Si je me suis un peu attardé sur ce point, c'est parce que je ne pense pas que le Cycle de Doha doive être voué à l'échec en raison de cette question. Je suis convaincu que — aussi importante et lourde de conséquences que cette question puisse être — l'expérience de la communauté commerciale mondiale à ce sujet doit être mise à profit pour trouver un compromis. Lorsqu'il y a véritablement afflux d'importations, surtout à la suite de conditions inéquitables, il faut y remédier, et les mécanismes pour le faire doivent pouvoir fonctionner. En même temps, les sauvegardes ne devraient pas être utilisées pour perturber des échanges normaux, d'autant plus que beaucoup de ceux qui seront affectés sont d'autres pays en développement pour lesquels le Cycle de Doha doit aussi être un cycle du développement. Elles ne devraient pas non plus être utilisées en remplacement de politiques intérieures appropriées dans le secteur de l'agriculture. Un équilibre subtil doit être trouvé et pour cela nous devons continuer à mobiliser nos ressources en matière de négociation.

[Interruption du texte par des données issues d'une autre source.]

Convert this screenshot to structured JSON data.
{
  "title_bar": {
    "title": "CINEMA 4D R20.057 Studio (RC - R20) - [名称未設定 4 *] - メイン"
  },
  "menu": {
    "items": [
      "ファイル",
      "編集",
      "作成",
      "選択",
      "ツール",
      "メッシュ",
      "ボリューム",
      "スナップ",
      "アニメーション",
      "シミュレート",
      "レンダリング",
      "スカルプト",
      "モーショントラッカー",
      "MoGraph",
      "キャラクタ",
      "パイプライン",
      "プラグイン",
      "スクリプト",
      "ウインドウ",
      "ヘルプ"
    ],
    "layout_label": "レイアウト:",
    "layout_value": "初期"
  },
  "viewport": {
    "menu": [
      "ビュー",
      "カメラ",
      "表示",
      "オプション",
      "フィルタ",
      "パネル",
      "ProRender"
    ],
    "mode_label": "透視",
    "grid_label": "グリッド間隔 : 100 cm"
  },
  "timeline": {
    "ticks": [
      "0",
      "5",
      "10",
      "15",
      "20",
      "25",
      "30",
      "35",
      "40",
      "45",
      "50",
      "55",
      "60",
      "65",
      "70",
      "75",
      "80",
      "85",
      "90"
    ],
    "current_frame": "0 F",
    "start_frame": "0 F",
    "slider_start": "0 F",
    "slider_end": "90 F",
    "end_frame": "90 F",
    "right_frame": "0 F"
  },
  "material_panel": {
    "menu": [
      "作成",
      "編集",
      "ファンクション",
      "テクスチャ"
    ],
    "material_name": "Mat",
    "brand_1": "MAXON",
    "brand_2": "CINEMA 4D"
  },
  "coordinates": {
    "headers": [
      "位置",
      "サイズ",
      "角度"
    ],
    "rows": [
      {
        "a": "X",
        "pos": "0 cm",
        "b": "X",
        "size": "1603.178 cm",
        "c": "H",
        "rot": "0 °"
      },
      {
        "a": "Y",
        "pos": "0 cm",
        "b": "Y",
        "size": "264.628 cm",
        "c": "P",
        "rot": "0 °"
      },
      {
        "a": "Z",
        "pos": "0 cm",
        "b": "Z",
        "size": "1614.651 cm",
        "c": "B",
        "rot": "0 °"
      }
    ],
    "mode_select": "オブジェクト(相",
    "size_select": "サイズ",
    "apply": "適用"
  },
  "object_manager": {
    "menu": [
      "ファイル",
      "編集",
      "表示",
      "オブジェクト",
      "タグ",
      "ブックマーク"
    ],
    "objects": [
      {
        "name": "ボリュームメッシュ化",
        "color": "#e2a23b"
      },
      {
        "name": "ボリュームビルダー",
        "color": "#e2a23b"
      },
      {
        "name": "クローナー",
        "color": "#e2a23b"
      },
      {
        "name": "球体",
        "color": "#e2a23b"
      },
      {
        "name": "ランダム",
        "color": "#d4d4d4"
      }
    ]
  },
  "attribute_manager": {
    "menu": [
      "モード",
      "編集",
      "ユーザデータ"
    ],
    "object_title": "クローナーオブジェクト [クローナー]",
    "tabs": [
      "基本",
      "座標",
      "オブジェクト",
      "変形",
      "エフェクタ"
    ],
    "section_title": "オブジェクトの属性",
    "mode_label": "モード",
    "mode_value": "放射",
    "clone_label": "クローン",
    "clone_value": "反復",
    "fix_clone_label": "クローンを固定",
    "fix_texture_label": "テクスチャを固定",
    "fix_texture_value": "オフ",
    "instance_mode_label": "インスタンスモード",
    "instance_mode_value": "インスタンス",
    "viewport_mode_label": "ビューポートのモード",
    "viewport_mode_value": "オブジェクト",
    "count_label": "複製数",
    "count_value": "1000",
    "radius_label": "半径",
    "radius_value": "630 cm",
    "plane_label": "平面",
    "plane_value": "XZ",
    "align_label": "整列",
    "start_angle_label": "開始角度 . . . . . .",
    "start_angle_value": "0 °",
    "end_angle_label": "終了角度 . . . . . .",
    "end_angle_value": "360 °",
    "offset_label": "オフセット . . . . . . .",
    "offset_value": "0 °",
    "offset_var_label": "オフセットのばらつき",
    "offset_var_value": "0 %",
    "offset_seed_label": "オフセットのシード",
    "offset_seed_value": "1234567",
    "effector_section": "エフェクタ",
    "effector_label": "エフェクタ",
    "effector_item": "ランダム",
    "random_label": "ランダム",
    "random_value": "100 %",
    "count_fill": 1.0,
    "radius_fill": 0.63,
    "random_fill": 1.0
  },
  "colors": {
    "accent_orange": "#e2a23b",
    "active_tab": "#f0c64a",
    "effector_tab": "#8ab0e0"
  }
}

Après l'échec des négociations sur l'établissement de modalités à la fin de juillet, de nombreuses voix se sont élevées pour demander que ce qui avait été obtenu reste sur la table. Des travaux considérables ont été consacrés à des questions telles que les produits tropicaux, l'érosion des préférences, les questions relatives aux PMA ou la question des bananes, et les Membres ont dit que cela devait être préservé afin que les modalités puissent être établies sur la base de ces travaux. Tous les Membres se sont engagés à le faire. Ce qui est maintenant sur la table est beaucoup trop important, en particulier pour les pays en développement, pour que l'on renonce à ces négociations.

La situation commence à se décanter et tous les Membres devront réfléchir aux étapes suivantes. Je crois comprendre, d'après les entretiens que j'ai eus ici à Delhi, que l'Inde souhaite jouer un rôle moteur en faveur de l'engagement au cours des semaines à venir. J'ai pu apprécier la compétence et le dévouement de l'équipe des négociateurs indiens dirigée par mon ami Kamal Nath. Je suis aussi conscient de l'attachement de l'Inde à un système commercial multilatéral fort, que le Premier Ministre, M. Singh, a de nouveau souligné lors de nos discussions d'hier.

Car aussi forts et grands que les Membres de l'OMC puissent être individuellement, ils ne pourront pas relever seuls les défis qui se posent à nos sociétés. Ils ne le pourront pas, ni pour les questions économiques et commerciales, ni pour d'autres problèmes pressants comme le changement climatique ou l'immigration, pour n'en citer que quelques-uns. Le monde est interdépendant et les solutions doivent résulter d'un effort collectif; la contribution de tous est nécessaire si nous voulons répondre à nos défis collectifs.

L'intitulé de ce séminaire ne pourrait pas être plus opportun: partenariat mondial pour le développement. Et l'épreuve qui nous attend ne pourrait pas être plus claire: mener le Cycle de Doha à son aboutissement demeure un bon moyen de mettre à l'épreuve notre détermination collective à instaurer un partenariat mondial pour le développement. Il faut aussi mentionner l'aide pour le commerce, qui, bien qu'elle ne fasse pas formellement partie des Accords de l'OMC, est un domaine dans lequel l'Organisation assume de nouvelles responsabilités depuis 2005. Mais je reviendrai sur ce point plus tard aujourd'hui, pendant notre séance de l'après-midi.